Perubahan yang terjadi di Taiwan selama periode ini mencerminkan dinamika kompleks antara kekuatan kolonial, penduduk asli, dan migran China Han, yang membentuk fondasi sejarah dan budaya pulau tersebut hingga saat ini.
Perang Truku yang terjadi pada awal abad ke-20 merupakan salah satu episode penting dalam sejarah konflik antara Jepang dan penduduk asli Taiwan. Ketika Jepang mengerahkan 20.000 tentara di bawah komando Gubernur Jenderal Sakuma Samata untuk melawan komunitas Truku, yang terdiri dari 35 desa dengan populasi sekitar 15.000 orang, pertempuran berlangsung sengit. Meskipun pejuang Truku melawan dengan gigih, mengakibatkan sekitar 2.300 tentara Jepang gugur dan luka-luka, termasuk Gubernur Jenderal Sakuma Samata yang mengalami luka serius, akhirnya mereka harus mengakui keunggulan Jepang. Konflik ini menandai salah satu episode berdarah dalam periode penjajahan Jepang, yang mengakibatkan sekitar 50.000 jiwa pribumi Taiwan menjadi korban.
Setelah Perang Dunia II, pada bulan Oktober 1945, Taiwan dikembalikan oleh Jepang kepada Republik China. Namun, pemerintahan Republik China menghadapi masalah serius dengan penduduk asli Taiwan, terutama terkait dengan monopoli penjualan tembakau. Konflik yang terjadi pada tahun 1947, dikenal sebagai Insiden 228, melibatkan demonstrasi yang menjadi rusuh dan penanganan secara militer yang menyebabkan sekitar 28.000 jiwa pribumi Taiwan melayang.

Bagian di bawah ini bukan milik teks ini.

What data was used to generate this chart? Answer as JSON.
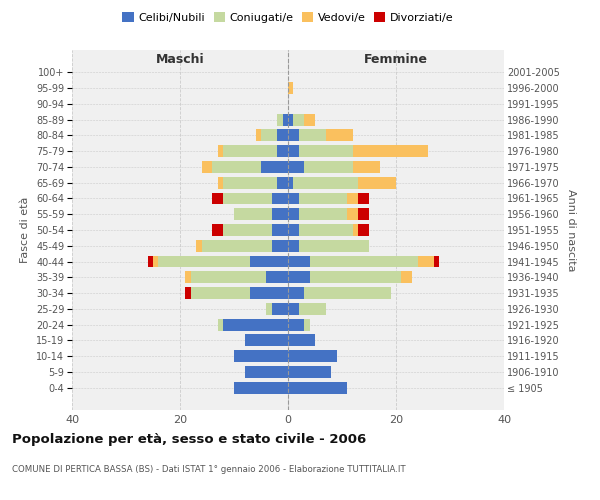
{
  "age_groups": [
    "100+",
    "95-99",
    "90-94",
    "85-89",
    "80-84",
    "75-79",
    "70-74",
    "65-69",
    "60-64",
    "55-59",
    "50-54",
    "45-49",
    "40-44",
    "35-39",
    "30-34",
    "25-29",
    "20-24",
    "15-19",
    "10-14",
    "5-9",
    "0-4"
  ],
  "birth_years": [
    "≤ 1905",
    "1906-1910",
    "1911-1915",
    "1916-1920",
    "1921-1925",
    "1926-1930",
    "1931-1935",
    "1936-1940",
    "1941-1945",
    "1946-1950",
    "1951-1955",
    "1956-1960",
    "1961-1965",
    "1966-1970",
    "1971-1975",
    "1976-1980",
    "1981-1985",
    "1986-1990",
    "1991-1995",
    "1996-2000",
    "2001-2005"
  ],
  "maschi": {
    "celibi": [
      0,
      0,
      0,
      1,
      2,
      2,
      5,
      2,
      3,
      3,
      3,
      3,
      7,
      4,
      7,
      3,
      12,
      8,
      10,
      8,
      10
    ],
    "coniugati": [
      0,
      0,
      0,
      1,
      3,
      10,
      9,
      10,
      9,
      7,
      9,
      13,
      17,
      14,
      11,
      1,
      1,
      0,
      0,
      0,
      0
    ],
    "vedovi": [
      0,
      0,
      0,
      0,
      1,
      1,
      2,
      1,
      0,
      0,
      0,
      1,
      1,
      1,
      0,
      0,
      0,
      0,
      0,
      0,
      0
    ],
    "divorziati": [
      0,
      0,
      0,
      0,
      0,
      0,
      0,
      0,
      2,
      0,
      2,
      0,
      1,
      0,
      1,
      0,
      0,
      0,
      0,
      0,
      0
    ]
  },
  "femmine": {
    "nubili": [
      0,
      0,
      0,
      1,
      2,
      2,
      3,
      1,
      2,
      2,
      2,
      2,
      4,
      4,
      3,
      2,
      3,
      5,
      9,
      8,
      11
    ],
    "coniugate": [
      0,
      0,
      0,
      2,
      5,
      10,
      9,
      12,
      9,
      9,
      10,
      13,
      20,
      17,
      16,
      5,
      1,
      0,
      0,
      0,
      0
    ],
    "vedove": [
      0,
      1,
      0,
      2,
      5,
      14,
      5,
      7,
      2,
      2,
      1,
      0,
      3,
      2,
      0,
      0,
      0,
      0,
      0,
      0,
      0
    ],
    "divorziate": [
      0,
      0,
      0,
      0,
      0,
      0,
      0,
      0,
      2,
      2,
      2,
      0,
      1,
      0,
      0,
      0,
      0,
      0,
      0,
      0,
      0
    ]
  },
  "colors": {
    "celibi": "#4472c4",
    "coniugati": "#c5d9a0",
    "vedovi": "#fac05e",
    "divorziati": "#cc0000"
  },
  "title": "Popolazione per età, sesso e stato civile - 2006",
  "subtitle": "COMUNE DI PERTICA BASSA (BS) - Dati ISTAT 1° gennaio 2006 - Elaborazione TUTTITALIA.IT",
  "xlabel_left": "Maschi",
  "xlabel_right": "Femmine",
  "ylabel_left": "Fasce di età",
  "ylabel_right": "Anni di nascita",
  "xlim": 40,
  "bg_color": "#f0f0f0",
  "legend_labels": [
    "Celibi/Nubili",
    "Coniugati/e",
    "Vedovi/e",
    "Divorziati/e"
  ]
}
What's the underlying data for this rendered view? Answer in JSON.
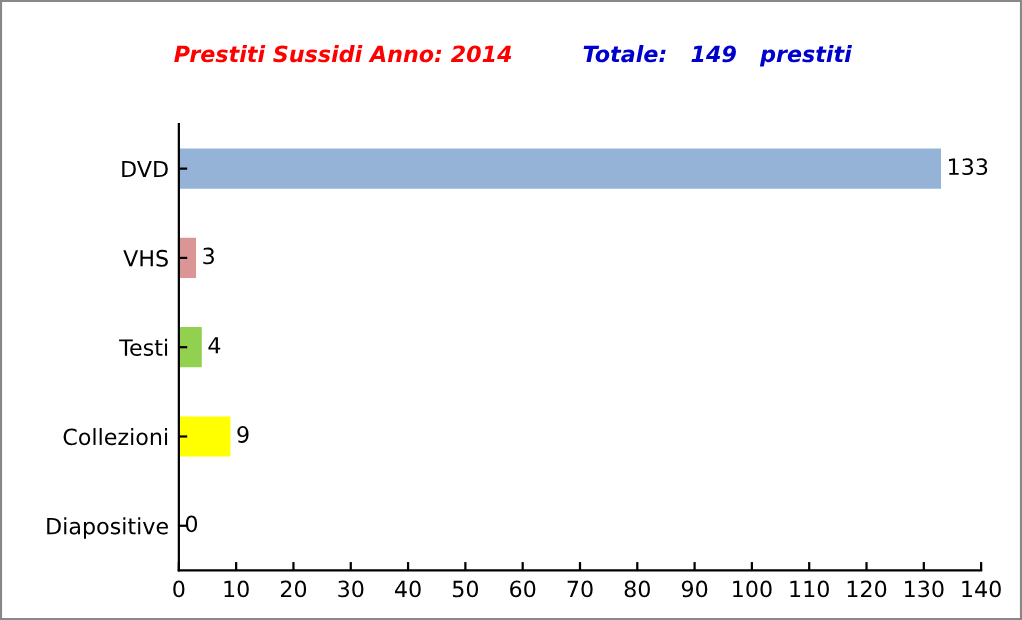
{
  "chart_data": {
    "type": "bar",
    "orientation": "horizontal",
    "title": "Prestiti Sussidi Anno: 2014",
    "subtitle": "Totale:   149   prestiti",
    "categories": [
      "DVD",
      "VHS",
      "Testi",
      "Collezioni",
      "Diapositive"
    ],
    "values": [
      133,
      3,
      4,
      9,
      0
    ],
    "colors": [
      "#95b3d7",
      "#d99694",
      "#92d050",
      "#ffff00",
      "#95b3d7"
    ],
    "xlim": [
      0,
      140
    ],
    "xticks": [
      0,
      10,
      20,
      30,
      40,
      50,
      60,
      70,
      80,
      90,
      100,
      110,
      120,
      130,
      140
    ],
    "data_labels": true,
    "grid": false
  }
}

Pada tanggal 1 Agustus 2016, Presiden Tsai Ing-wen secara resmi meminta maaf kepada penduduk asli Taiwan atas kekejaman dan ketidakadilan yang mereka alami, serta berjanji untuk mengambil langkah konkret dalam memperbaiki sejarah ketidakadilan yang terjadi. Permintaan maaf tersebut merupakan bagian dari upaya untuk menghadapi masa lalu dan mengakhiri “pain and mistreatment” yang dialami oleh penduduk asli Taiwan.
Warisan Belanda di Taiwan, terutama dalam bentuk benteng kuno yang menjadi obyek wisata, masih dapat dirasakan hingga hari ini. Namun, warisan tersebut juga mencerminkan perubahan besar dalam keseimbangan populasi Taiwan, dari sebuah pulau yang dulunya didominasi oleh komunitas penduduk asli menjadi pulau dengan komunitas China Han yang dominan. Kehadiran Kerajaan Tungning dan dinasti Qing memperkuat dan memperdalam proses ini.
Perjalanan sejarah Taiwan yang panjang, menyakitkan, dan berdarah memberikan pelajaran penting tentang dampak kolonialisme, penjajahan, dan konflik etnis. Di bawah pemerintah Taipei saat ini, diharapkan penduduk Taiwan, termasuk penduduk asli, dapat hidup dengan tenang, aman, dan sejahtera, serta mendapatkan kesempatan untuk tumbuh dan berkembang bersama sebagai warga Taiwan yang setara.